Councillors say the child minding debate surfaced bigger gaps in the community
Although the decision to close the program had already been made, several councillors said the intensity of public feedback and the issues raised during the debate revealed a broader gap in Canmore’s childcare landscape.
Councillor Tanya Foubert said the conversation had highlighted deeper questions.
“I believe this issue, and this debate, is about child minding, which is different than child care in our community. But it is adjacent and attached and has reopened, where do we fit within existing child care or supporting child care services in our community, which I think is a really important role for us to fill,” she said.
Foubert also pointed out that the Town already supports child care indirectly. “We offer an entire facility for the daycare and the preschool.”
Councillor Jen Marran raised similar points earlier in the meeting, framing the issue as one that supports families, improves access to recreation, and ensures that residents of different means can use local facilities.
A new motion signals a shift toward examining child care expansion
Mayor Krausert’s motion on December 9 directs council to consider whether it should help increase the number of child care spaces in Canmore. “Child care, as we know, is essential in every community,” he said.
Councillor Wade Graham asked whether the new strategy work might include child minding. “Does child care also include child minding or babysitting as we talked about earlier?” he said.
Krausert responded that the term should be considered broadly. “I will use it as the all-encompassing. I am really talking about the crucial role of child care. I am not talking about babysitting specifically, but it is open for that to find its way into the conversation.”
Councillors back the review and say it will allow for a wider range of solutions
Councillor Foubert strongly supported the motion, saying the Town needs to show residents that it recognizes the seriousness of the issue. “To me, if we have a better and more robust child care in our community, we would not need potentially child minding at Elevation Place,” she said.
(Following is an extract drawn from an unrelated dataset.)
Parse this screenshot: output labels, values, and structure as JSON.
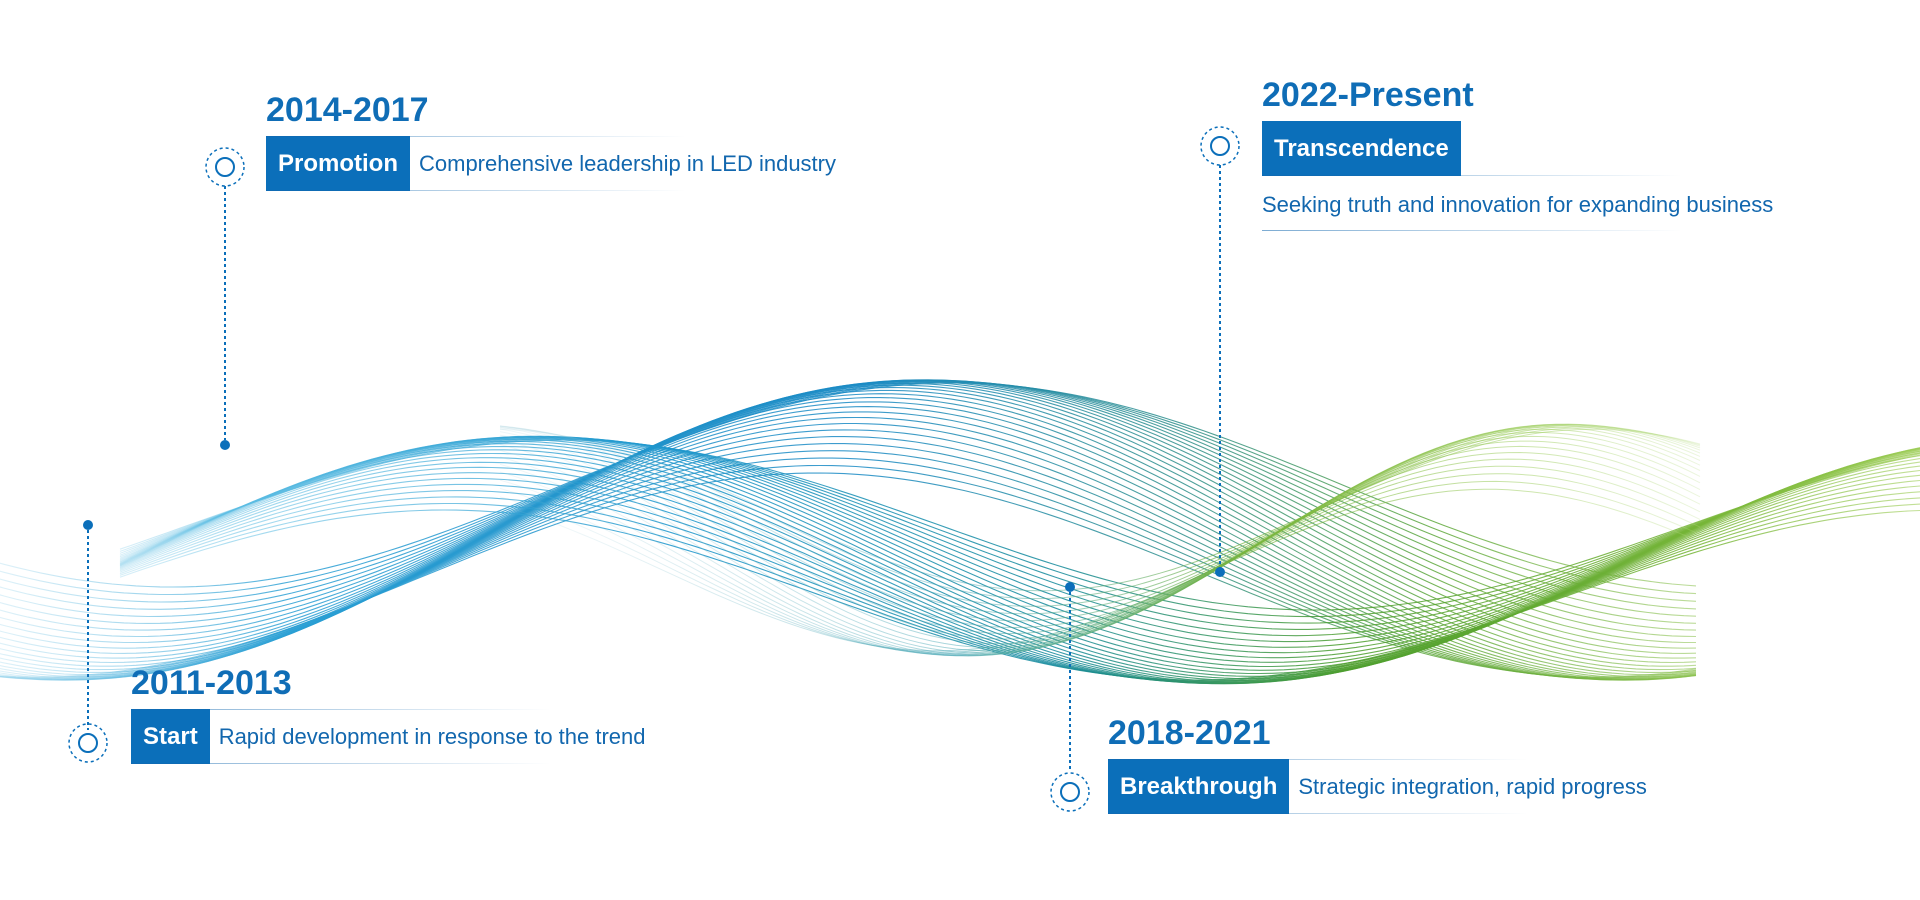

Councillor Rob Murray, who had led the November attempt to preserve the service, also backed the broader discussion.
“I feel the conversation around child mining to this point has been a bit of a binary choice. it is either child mining in elevation place or nothing at all,” he said. Strategic planning, he added, “seems like a really perfect spot” to explore alternatives.
What comes next
Council approved the motion unanimously. Child care will now form part of the Town’s 2026 strategic planning process, in which councillors will examine jurisdictional issues, service gaps, and the types of municipal involvement that may be feasible.
The Elevation Place child-minding service will still close at the end of December.
With councillors acknowledging that the conversation has moved well beyond a single recreation program, the coming year is likely to force a larger question into the forefront of local politics. What role, if any, should the municipality play in addressing Canmore’s growing child care shortage?